Para comprender la supremacía de una clase sobre el conjunto de
una sociedad –nos dice Gramsci- hay que diferenciar entre dominio y
hegemonía, dos momentos interconectados aunque distintos. El
plano en que se ejercita el primero es el de la ‘sociedad política’, según
el vocabulario de Gramsci, y el Estado, entendido como órgano de
coacción, es su medio; la hegemonía es la dirección intelectual y moral
de una clase sobre otras, y su espacio es el de la ‘sociedad civil’,
conformada por una red de instituciones consideradas ajenas al
poder público, como la escuela, la iglesia, los sindicatos, etc. El
Estado es el equilibrio cambiante de esos dos momentos, o, como
escribe el propio Gramsci “hegemonía acorazada con coacción”. Los
intelectuales son los “funcionarios” de la hegemonía.

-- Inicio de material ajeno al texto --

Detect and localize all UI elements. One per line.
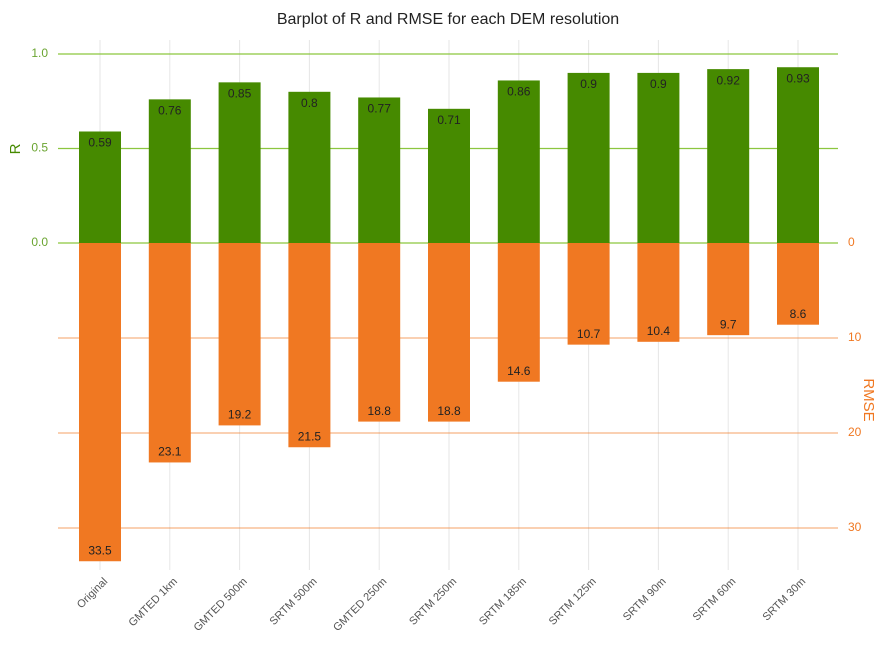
value-label: 21.5 bbox=[298, 429, 322, 443]
value-label: 9.7 bbox=[720, 317, 737, 331]
x-tick-label: Original bbox=[75, 576, 110, 611]
value-label: 23.1 bbox=[158, 445, 182, 459]
value-label: 8.6 bbox=[790, 307, 807, 321]
x-tick-label: GMTED 250m bbox=[331, 576, 389, 634]
bar bbox=[707, 243, 750, 336]
bar bbox=[567, 243, 610, 345]
bar bbox=[637, 243, 680, 342]
bar bbox=[497, 243, 540, 382]
x-tick-label: SRTM 250m bbox=[407, 576, 459, 628]
bar bbox=[777, 67, 819, 243]
bar bbox=[497, 80, 540, 244]
value-label: 0.77 bbox=[368, 102, 392, 116]
value-label: 0.93 bbox=[786, 71, 810, 85]
x-tick-label: SRTM 185m bbox=[477, 576, 529, 628]
x-tick-label: SRTM 30m bbox=[761, 576, 809, 624]
bar bbox=[777, 243, 819, 325]
value-label: 0.92 bbox=[717, 73, 741, 87]
y-tick-label: 1.0 bbox=[31, 46, 48, 60]
y-tick-label: 0.5 bbox=[31, 141, 48, 155]
value-label: 0.85 bbox=[228, 87, 252, 101]
bar bbox=[358, 243, 401, 422]
bar bbox=[637, 72, 680, 244]
bar bbox=[148, 99, 191, 243]
bar bbox=[288, 91, 331, 243]
value-label: 0.59 bbox=[88, 136, 112, 150]
value-label: 19.2 bbox=[228, 408, 252, 422]
x-tick-label: GMTED 500m bbox=[192, 576, 250, 634]
x-tick-label: SRTM 90m bbox=[621, 576, 669, 624]
bar bbox=[567, 72, 610, 244]
bar bbox=[288, 243, 331, 448]
x-tick-label: SRTM 500m bbox=[268, 576, 320, 628]
bar bbox=[218, 82, 261, 243]
bar bbox=[707, 69, 750, 244]
value-label: 0.86 bbox=[507, 85, 531, 99]
bar bbox=[79, 131, 121, 243]
bar bbox=[358, 97, 401, 243]
bar bbox=[79, 243, 121, 562]
value-label: 0.8 bbox=[301, 96, 318, 110]
value-label: 0.71 bbox=[437, 113, 461, 127]
value-label: 10.7 bbox=[577, 327, 601, 341]
x-tick-label: SRTM 125m bbox=[547, 576, 599, 628]
x-tick-label: SRTM 60m bbox=[691, 576, 739, 624]
x-tick-label: GMTED 1km bbox=[127, 576, 180, 629]
value-label: 18.8 bbox=[437, 404, 461, 418]
chart-title: Barplot of R and RMSE for each DEM resol… bbox=[277, 11, 619, 28]
y-tick-label: 0.0 bbox=[31, 235, 48, 249]
bar bbox=[428, 108, 470, 243]
value-label: 18.8 bbox=[368, 404, 392, 418]
y2-tick-label: 10 bbox=[848, 330, 862, 344]
y-axis-label: R bbox=[7, 143, 24, 154]
value-label: 14.6 bbox=[507, 364, 531, 378]
y2-tick-label: 20 bbox=[848, 425, 862, 439]
value-label: 33.5 bbox=[88, 543, 112, 557]
value-label: 10.4 bbox=[647, 324, 671, 338]
value-label: 0.9 bbox=[650, 77, 667, 91]
value-label: 0.76 bbox=[158, 104, 182, 118]
bar bbox=[148, 243, 191, 463]
y2-tick-label: 0 bbox=[848, 235, 855, 249]
bar bbox=[428, 243, 470, 422]
bar bbox=[218, 243, 261, 426]
y2-axis-label: RMSE bbox=[860, 378, 877, 421]
y2-tick-label: 30 bbox=[848, 520, 862, 534]
value-label: 0.9 bbox=[580, 77, 597, 91]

Esta síntesis, de esta manera Gramsci definió el terreno para
una sociología política de los intelectuales fundada en el legado de
Marx. Ciertamente, trastornó el canon marxista tradicional, pero no
abandonó una de las premisas de ese canon: que los intelectuales
sólo podían pensarse como una categoría dependiente de las clases
básicas de la estructura social. Por lo tanto, aunque las relaciones
entre clases sociales e intelectuales fueran complejas, éstos, aun sin
saberlo, operaban como funcionarios de aquéllas.